In conversation with Variety’s senior artisans editor Jazz Tangcay for the Variety Streaming Room presented by 20th Century Studios, was joined by cinematographer Janusz Kaminski, costume designer Paul Tazewell, VFX editor Sean Kachenmeister, production designer Adam Stockhausen and set decorator Rena DeAngelo for the conversation, which covered the magic behind some of the sequences in the film, including the fan-favorite “Dance at the Gym” sequence and Tony and Maria’s “Tonight” duet.

Guillermo Del Toro said the scene was, “Extremely hard to execute. Pure, masterly clockwork precision and a lot more complex than “seamed” shots or steadicam-to-crane “relay” shots. Baffling, virtuoso- but one of so, so many shots that make the camera “dance” with each musical number.”

Kaminski explained, “Steven, [costume designer] Paul and [production designer] Adam Stockhausen and I had a lengthy conversation about how to do this shot. It evolved from being several shots into essentially almost a one-shot that was conveyed by Steven and executed by us. It’s a tough shot to do in every aspect. One of them is the choreography, clearly an amazing part of this, if not the most important part of it.”

The sequence introduces the Jets and Sharks, and as Kaminski explains, the key was there needed to be a storytelling aspect to the way it was shot. “That shot gives a very clear indication to the audience what this particular scene will be about. It’s about two teams competing against each other in terms of which team has the better dancers, better performers, more charming and more enticing.” He continues, “The lighting was essential simply because it is a one shot and the camera goes through the crowd, pans around 360, and the action continues. And the action needs to look spectacular simply because just because we’re doing one shot, it doesn’t mean the lighting or the visuals need to suffer and be compromised.

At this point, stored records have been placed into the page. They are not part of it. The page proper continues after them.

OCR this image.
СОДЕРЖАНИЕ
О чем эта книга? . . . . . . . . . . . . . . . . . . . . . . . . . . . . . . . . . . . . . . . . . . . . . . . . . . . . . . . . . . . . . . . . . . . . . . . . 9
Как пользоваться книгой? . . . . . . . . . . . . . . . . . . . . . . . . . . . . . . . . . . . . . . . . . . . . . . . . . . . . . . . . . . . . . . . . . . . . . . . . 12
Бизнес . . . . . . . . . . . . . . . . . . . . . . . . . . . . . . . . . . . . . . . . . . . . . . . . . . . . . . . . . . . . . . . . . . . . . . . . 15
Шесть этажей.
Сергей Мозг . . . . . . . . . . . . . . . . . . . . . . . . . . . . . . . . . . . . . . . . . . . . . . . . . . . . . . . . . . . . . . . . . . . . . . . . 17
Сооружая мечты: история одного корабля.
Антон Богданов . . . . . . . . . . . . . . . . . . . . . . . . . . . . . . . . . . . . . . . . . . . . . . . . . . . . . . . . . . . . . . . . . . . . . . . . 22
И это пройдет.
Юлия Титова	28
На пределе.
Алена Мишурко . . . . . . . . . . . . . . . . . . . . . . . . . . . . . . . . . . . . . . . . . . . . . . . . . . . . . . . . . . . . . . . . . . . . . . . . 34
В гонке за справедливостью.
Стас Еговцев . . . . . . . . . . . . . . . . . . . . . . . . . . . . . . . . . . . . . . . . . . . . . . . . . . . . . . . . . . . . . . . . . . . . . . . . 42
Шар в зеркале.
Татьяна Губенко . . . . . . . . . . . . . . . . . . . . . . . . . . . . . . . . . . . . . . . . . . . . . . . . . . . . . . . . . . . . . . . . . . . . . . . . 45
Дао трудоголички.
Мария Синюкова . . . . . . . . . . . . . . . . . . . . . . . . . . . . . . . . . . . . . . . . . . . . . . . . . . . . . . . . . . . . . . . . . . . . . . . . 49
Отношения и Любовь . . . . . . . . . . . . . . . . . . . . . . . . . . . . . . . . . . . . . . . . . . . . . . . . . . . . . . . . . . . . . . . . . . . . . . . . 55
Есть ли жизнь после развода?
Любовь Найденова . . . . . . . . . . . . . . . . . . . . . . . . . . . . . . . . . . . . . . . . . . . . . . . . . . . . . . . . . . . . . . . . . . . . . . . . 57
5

Kaminski said the shot was different in every aspect to execute particularly for the lighting team, led by Steve Ramsey. Kaminski says, “We had our lights rigged on the dimmer so when the camera was turning around, some sections of the scene would dim out, another section would dim up with the lights. You set the light so it’s in one direction, then when you turn around, you have to either cut or relight or do lights in the dimming board so you can fade the lights in, or fade the lights out, so you can maintain the romance and beauty of the shot.”

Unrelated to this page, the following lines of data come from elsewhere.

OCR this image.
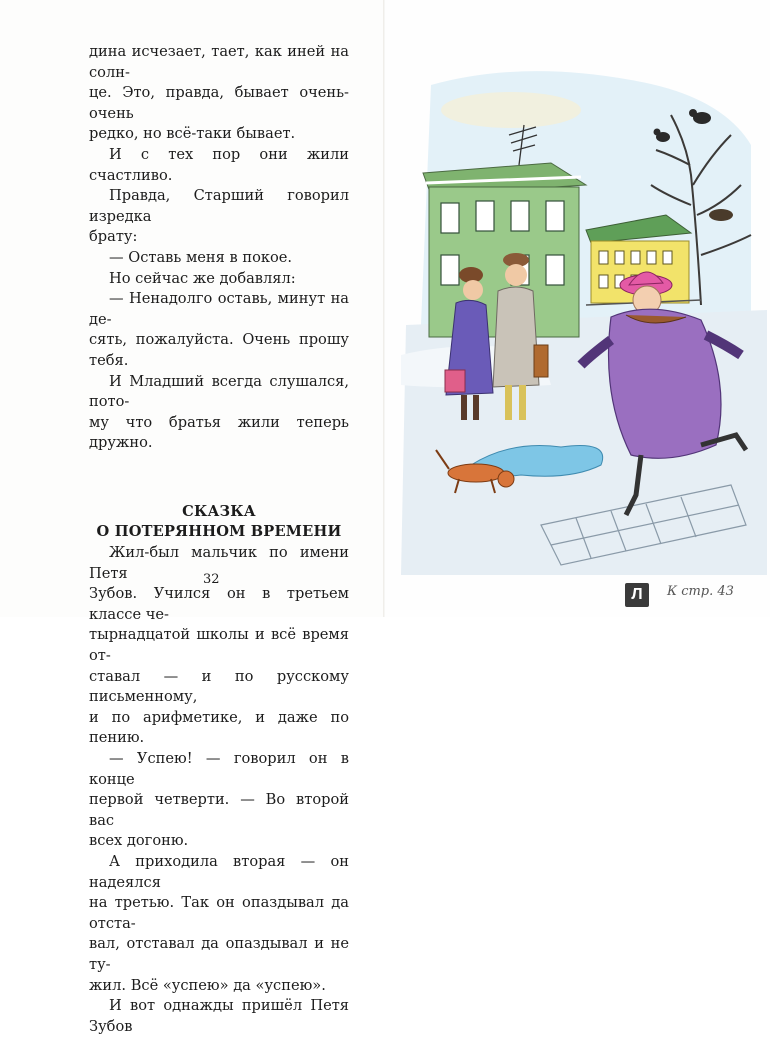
дина исчезает, тает, как иней на солн-

це. Это, правда, бывает очень-очень

редко, но всё-таки бывает.

И с тех пор они жили счастливо.

Правда, Старший говорил изредка

брату:

— Оставь меня в покое.

Но сейчас же добавлял:

— Ненадолго оставь, минут на де-

сять, пожалуйста. Очень прошу тебя.

И Младший всегда слушался, пото-

му что братья жили теперь дружно.

СКАЗКА

О ПОТЕРЯННОМ ВРЕМЕНИ

Жил-был мальчик по имени Петя

Зубов. Учился он в третьем классе че-

тырнадцатой школы и всё время от-

ставал — и по русскому письменному,

и по арифметике, и даже по пению.

— Успею! — говорил он в конце

первой четверти. — Во второй вас

всех догоню.

А приходила вторая — он надеялся

на третью. Так он опаздывал да отста-

вал, отставал да опаздывал и не ту-

жил. Всё «успею» да «успею».

И вот однажды пришёл Петя Зубов

32
Л	К стр. 43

Tazewell further complimented the sequence with his costumes for which he is Oscar-nominated. He explains it was the first clear view of what he was after in terms of setting up the two gangs that have this dance face-off. “The Jets being in largely cool tones and then the Sharks being in warm tones. The cool tones were reflective of the city of.  For me, it was the steel, the concrete, the streets of New York City as it was in the 1950s. And then, for the Sharks being more reflective of where they’ve come from of Puerto Rico, of the island, having a tropical feel, many of the dresses of the sharks, I reserved all of the floral pattern for that group for the Puerto Rican community. So I was establishing rules for the clothes that you then see.”

Sound effects recordist Andy Aaron added, “The intention was to blast open those doors and go right into the full orchestra.” Aaron explained the dance footsteps were actually recorded on set. He said, “Todd was able to pick up the sound of the dance without the music intruding so that we could use it rather than just relying on additional sound.” That luxury afforded him to have the original footsteps and movement tracks, and since the dialogue wasn’t a sung piece, his only question was getting all the dialogue clarity through.